A cousin of mine (female) sent me a link to an article in the Times about a month ago. It was about the need for commitment in relationships. She strongly agreed with the sentiment expressed, as did most of the respondents, and asked my opinion. I can't recall what I said at the time, except that I mentioned financial factors behind men's unwillingness to commit to marriage. Looking at the comments again, I see that Liz from Plymouth says it best:

Many men don't want to marry for fear of being stripped of their economic status should it go wrong. Who can blame them?

When I put this to my cousin she wasn't impressed that I'd brought money into the calculation, but I pointed out that a link on the same page she'd sent me argued that mothers mostly need male partners for financial support.

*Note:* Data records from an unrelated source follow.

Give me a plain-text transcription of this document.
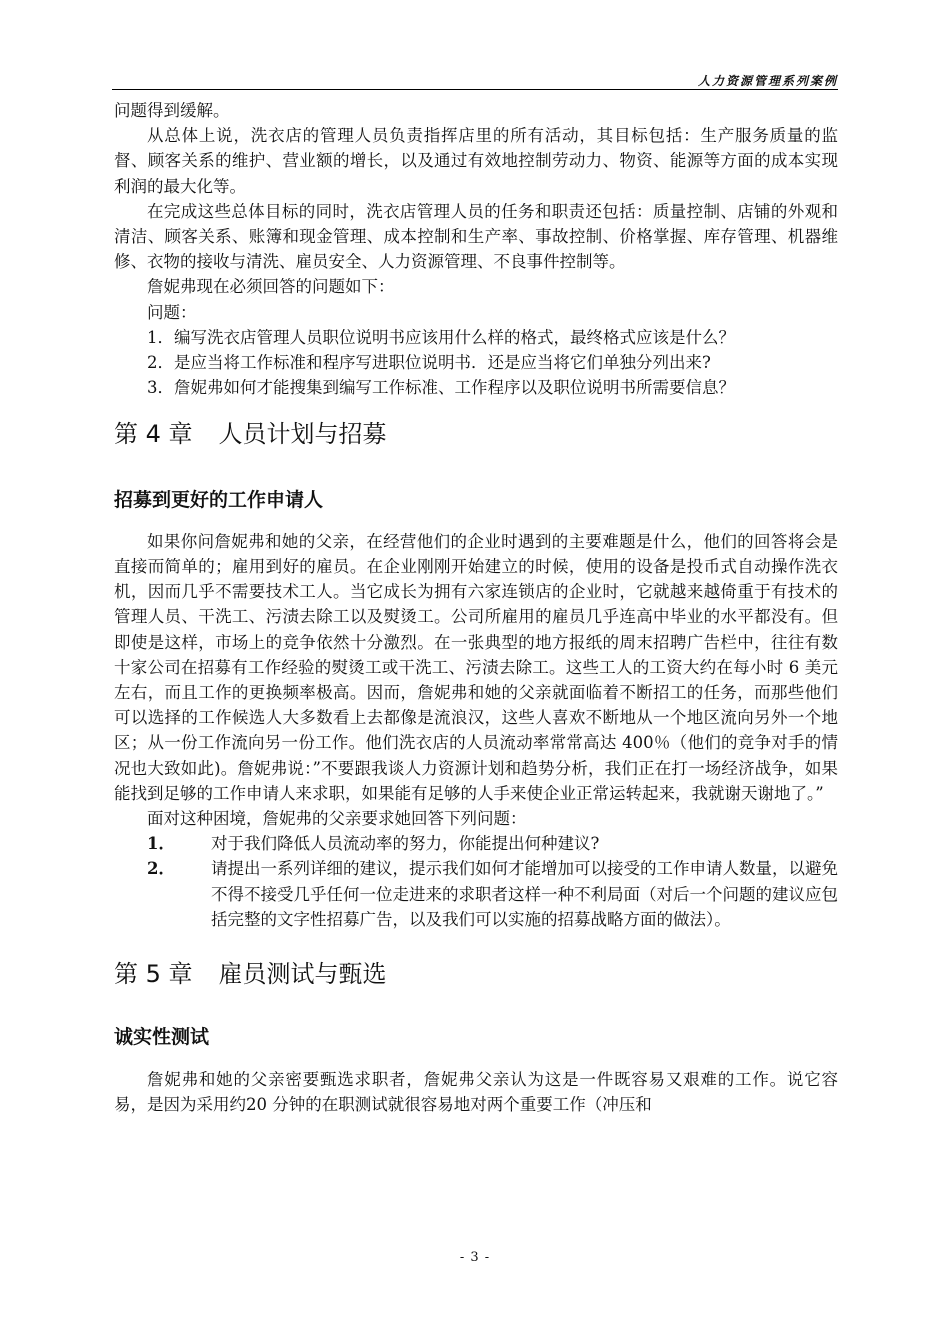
人力资源管理系列案例

问题得到缓解。

从总体上说，洗衣店的管理人员负责指挥店里的所有活动，其目标包括：生产服务质量的监督、顾客关系的维护、营业额的增长，以及通过有效地控制劳动力、物资、能源等方面的成本实现利润的最大化等。

在完成这些总体目标的同时，洗衣店管理人员的任务和职责还包括：质量控制、店铺的外观和清洁、顾客关系、账簿和现金管理、成本控制和生产率、事故控制、价格掌握、库存管理、机器维修、衣物的接收与清洗、雇员安全、人力资源管理、不良事件控制等。

詹妮弗现在必须回答的问题如下：

问题：

1．编写洗衣店管理人员职位说明书应该用什么样的格式，最终格式应该是什么？

2．是应当将工作标准和程序写进职位说明书．还是应当将它们单独分列出来?

3．詹妮弗如何才能搜集到编写工作标准、工作程序以及职位说明书所需要信息？

第 4 章 人员计划与招募
招募到更好的工作申请人

如果你问詹妮弗和她的父亲，在经营他们的企业时遇到的主要难题是什么，他们的回答将会是直接而简单的；雇用到好的雇员。在企业刚刚开始建立的时候，使用的设备是投币式自动操作洗衣机，因而几乎不需要技术工人。当它成长为拥有六家连锁店的企业时，它就越来越倚重于有技术的管理人员、干洗工、污渍去除工以及熨烫工。公司所雇用的雇员几乎连高中毕业的水平都没有。但即使是这样，市场上的竞争依然十分激烈。在一张典型的地方报纸的周末招聘广告栏中，往往有数十家公司在招募有工作经验的熨烫工或干洗工、污渍去除工。这些工人的工资大约在每小时 6 美元左右，而且工作的更换频率极高。因而，詹妮弗和她的父亲就面临着不断招工的任务，而那些他们可以选择的工作候选人大多数看上去都像是流浪汉，这些人喜欢不断地从一个地区流向另外一个地区；从一份工作流向另一份工作。他们洗衣店的人员流动率常常高达 400％（他们的竞争对手的情况也大致如此)。詹妮弗说：”不要跟我谈人力资源计划和趋势分析，我们正在打一场经济战争，如果能找到足够的工作申请人来求职，如果能有足够的人手来使企业正常运转起来，我就谢天谢地了。”

面对这种困境，詹妮弗的父亲要求她回答下列问题：

1．	对于我们降低人员流动率的努力，你能提出何种建议?
2．	请提出一系列详细的建议，提示我们如何才能增加可以接受的工作申请人数量，以避免不得不接受几乎任何一位走进来的求职者这样一种不利局面（对后一个问题的建议应包括完整的文字性招募广告，以及我们可以实施的招募战略方面的做法）。
第 5 章 雇员测试与甄选
诚实性测试

詹妮弗和她的父亲密要甄选求职者，詹妮弗父亲认为这是一件既容易又艰难的工作。说它容易，是因为采用约20 分钟的在职测试就很容易地对两个重要工作（冲压和

- 3 -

Although I've read the Times on and off for years, I had never really noticed that it has a strand of comment pieces concerning women and their relations with men (written by women of course). Now that I've found it I'm hooked. Today I read someone called India Knight writing about girls who have sex with footballers without asking for payment in return! Apparently a 19-year girl who had sex with some famous footballers is a victim. Can that be right? If the 19-year old David Young had slept with his favorite Hollywood actresses of the late 1980s, I don't think anyone would have called him a victim. Ho hum.

So if sex with attractive famous people isn't what women really want or should want, what is? Well according to another Times Women's writer, that answer is 'attention'. I have to say that I found this last article to be one of the most insulting pieces about women I've ever read. I don't think the woman who wrote it meant it that way, it's just that if you read it and mentally substitute 'six-year olds' for 'women', it makes just as much sense. Try it yourself - here are examples:

You can also guarantee that any woman [6 year old] – with the possible exception of the hedge-fund huntress – will resent being given what she wants if she has had to ask for it or prompt the giver in any way. This is because what a woman [6 year old] really wants, above all things, is for someone (a man) [(a parent)] to be so focused on her desires, so attentive to her every whim, that he will know what she needs....

... We want attention and we want attentive presents. Indulgent presents. Spoiling, decadent, surplus-to-requirement presents that flatter the most superficial aspects of our nature. Maybe even presents designed to get us more attention, like a little gold jacket, some big gold shoes or one of those cashmere scarves that looks as if it was knitted for a giant in a fairy tale.

Deeply depressing reading. It makes you understand why men who can't play football turn to guys like this for his gems of dating advice, such as why you should never take a woman to dinner until after you've slept with her.